Indeed, Richard Nixon of all people actually proposed, and the House actually passed, a Yang-style reform where welfare would be replaced by direct cash payments of up to $1600/year for a family of four (about $8500 in 2021 dollars). This wasn’t just a fringe idea, it was an actual thing that nearly passed in 1970 and again in 1971.

These reforms, often derided today by Serious Thinkers as hopelessly leftist, were actually endorsed by many in the Republican Party. But that shouldn’t be surprising: Nixon also introduced a number of universal healthcare proposals and created the EPA.

So what changed?

Reagan’s takeover of the GOP over 1976 and 1980, followed by his landslide win in 1984, cemented the “distrust of government” platform plank in the GOP for decades. And it worked. Anyone who advocated for any central planning now faces a baseline assumption that it would be wasteful, and they have to justify why it wouldn’t be.

During the 2020 primaries, I wrote about the potential for Bernie Sanders to break this rhetorical hold on US politics, one that is older than I am. That clearly didn’t come to fruition, but if we’re smart about our advocacy in the Biden administration, we can still move the ball within the Democratic Party, which has basically adopted this Reaganesque framing over the last 40 years.

When discussing policy, there is a lot that many on the left, myself included, have often felt required to nod at, such as the idea that the private sector’s “more efficient” exploitation of labor is good. We don’t have to.

MLK introduced the Poor People’s Campaign in part because he thought that the Great Society reforms were not enough. And they were not. Even with them in place, wealth inequality is now back to Gilded Age levels.

But we can solve this. Dr. King’s minimum income proposal was a $30B proposal, which adjusted for inflation is only about $230 billion today. That’s only about 5 percent increase to current federal spending.
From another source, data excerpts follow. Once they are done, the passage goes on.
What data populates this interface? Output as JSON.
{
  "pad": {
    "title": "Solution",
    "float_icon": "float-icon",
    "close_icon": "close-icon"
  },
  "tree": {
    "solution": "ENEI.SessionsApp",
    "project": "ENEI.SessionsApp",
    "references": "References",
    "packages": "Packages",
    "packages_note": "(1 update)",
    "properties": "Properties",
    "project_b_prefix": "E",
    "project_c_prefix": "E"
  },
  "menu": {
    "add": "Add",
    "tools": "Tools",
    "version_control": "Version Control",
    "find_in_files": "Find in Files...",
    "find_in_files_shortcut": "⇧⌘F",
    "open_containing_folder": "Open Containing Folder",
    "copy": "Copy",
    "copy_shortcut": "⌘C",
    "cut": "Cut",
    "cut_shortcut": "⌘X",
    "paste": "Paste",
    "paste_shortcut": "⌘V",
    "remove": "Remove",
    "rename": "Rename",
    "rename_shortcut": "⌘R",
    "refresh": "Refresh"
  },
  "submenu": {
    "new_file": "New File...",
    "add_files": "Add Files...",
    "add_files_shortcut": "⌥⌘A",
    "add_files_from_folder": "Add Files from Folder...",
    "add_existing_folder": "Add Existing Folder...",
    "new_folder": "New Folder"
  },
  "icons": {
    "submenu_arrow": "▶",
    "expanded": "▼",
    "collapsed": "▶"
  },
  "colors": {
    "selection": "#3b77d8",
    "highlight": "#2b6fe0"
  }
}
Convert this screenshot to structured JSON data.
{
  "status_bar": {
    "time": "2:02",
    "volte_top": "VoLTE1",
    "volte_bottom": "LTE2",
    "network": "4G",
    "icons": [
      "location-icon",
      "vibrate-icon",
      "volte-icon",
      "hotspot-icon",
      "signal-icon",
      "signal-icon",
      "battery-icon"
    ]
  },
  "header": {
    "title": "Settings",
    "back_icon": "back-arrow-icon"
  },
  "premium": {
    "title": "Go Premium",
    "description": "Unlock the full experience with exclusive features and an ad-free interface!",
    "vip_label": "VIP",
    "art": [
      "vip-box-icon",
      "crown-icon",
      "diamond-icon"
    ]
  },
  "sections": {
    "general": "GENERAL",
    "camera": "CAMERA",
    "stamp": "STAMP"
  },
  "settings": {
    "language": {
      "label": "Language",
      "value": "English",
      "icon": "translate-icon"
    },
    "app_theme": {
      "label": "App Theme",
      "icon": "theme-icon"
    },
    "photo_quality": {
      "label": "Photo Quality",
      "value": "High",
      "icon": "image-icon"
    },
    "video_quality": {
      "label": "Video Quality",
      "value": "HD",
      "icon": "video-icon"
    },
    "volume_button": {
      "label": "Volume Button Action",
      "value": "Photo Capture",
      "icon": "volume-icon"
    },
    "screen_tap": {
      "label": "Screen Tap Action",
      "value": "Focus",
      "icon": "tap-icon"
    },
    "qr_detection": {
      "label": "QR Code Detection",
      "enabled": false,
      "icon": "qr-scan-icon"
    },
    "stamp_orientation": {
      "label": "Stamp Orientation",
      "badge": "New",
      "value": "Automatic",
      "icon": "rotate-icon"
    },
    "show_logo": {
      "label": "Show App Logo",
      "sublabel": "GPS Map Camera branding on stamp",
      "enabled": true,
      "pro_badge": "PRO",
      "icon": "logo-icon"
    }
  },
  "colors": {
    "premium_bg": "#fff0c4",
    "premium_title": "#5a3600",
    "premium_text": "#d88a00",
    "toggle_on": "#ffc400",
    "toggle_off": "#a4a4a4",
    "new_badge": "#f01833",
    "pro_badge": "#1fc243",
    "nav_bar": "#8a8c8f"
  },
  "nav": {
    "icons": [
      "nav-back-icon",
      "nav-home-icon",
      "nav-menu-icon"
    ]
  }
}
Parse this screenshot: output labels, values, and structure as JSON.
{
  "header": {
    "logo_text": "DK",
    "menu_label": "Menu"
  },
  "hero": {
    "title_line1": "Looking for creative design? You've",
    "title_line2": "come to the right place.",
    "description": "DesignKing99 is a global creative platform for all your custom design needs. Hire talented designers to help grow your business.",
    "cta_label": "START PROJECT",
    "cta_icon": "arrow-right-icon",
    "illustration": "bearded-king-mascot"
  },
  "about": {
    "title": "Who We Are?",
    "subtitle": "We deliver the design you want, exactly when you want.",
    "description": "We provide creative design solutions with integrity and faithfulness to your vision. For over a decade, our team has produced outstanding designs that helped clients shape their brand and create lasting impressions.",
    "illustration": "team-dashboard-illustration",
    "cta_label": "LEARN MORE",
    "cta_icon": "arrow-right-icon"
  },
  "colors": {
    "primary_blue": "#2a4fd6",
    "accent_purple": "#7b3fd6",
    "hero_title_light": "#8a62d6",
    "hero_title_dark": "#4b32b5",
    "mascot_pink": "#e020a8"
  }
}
But did you see what i did there?

Even that is a framing that asks you to count the government’s pennies. The ingrained assumption is that there is some level of spending that is too much to ensure that the basic needs of our citizens are met. “Oh, we could make sure that life, liberty, and the pursuit of happiness are guaranteed to everybody, but it’s too expensive.”

The government, the only entity with the power to actually provide for all its citizens’ basic needs, does not and should not need to justify spending in order to provide those basic needs.

There’s no need to pay lip service to an ideology that is built to decentralize, dismantle, and disperse society, rather than to strengthen the strings that hold it together. And that’s not just about white nationalism. At its heart, the small-government rhetoric of Reagan is an equally good example of this.

I don’t think the Democratic Party adopts Reagan’s rhetoric because it feels like that rhetoric is useful to them, necessarily. But I do think there are a lot of people who have internalized it over decades without seriously questioning it. And now is as good as any time for us to make them question it.

The big changes we desperately need won’t happen until we can sell our path forward on our own terms. Happy MLK day, y’all.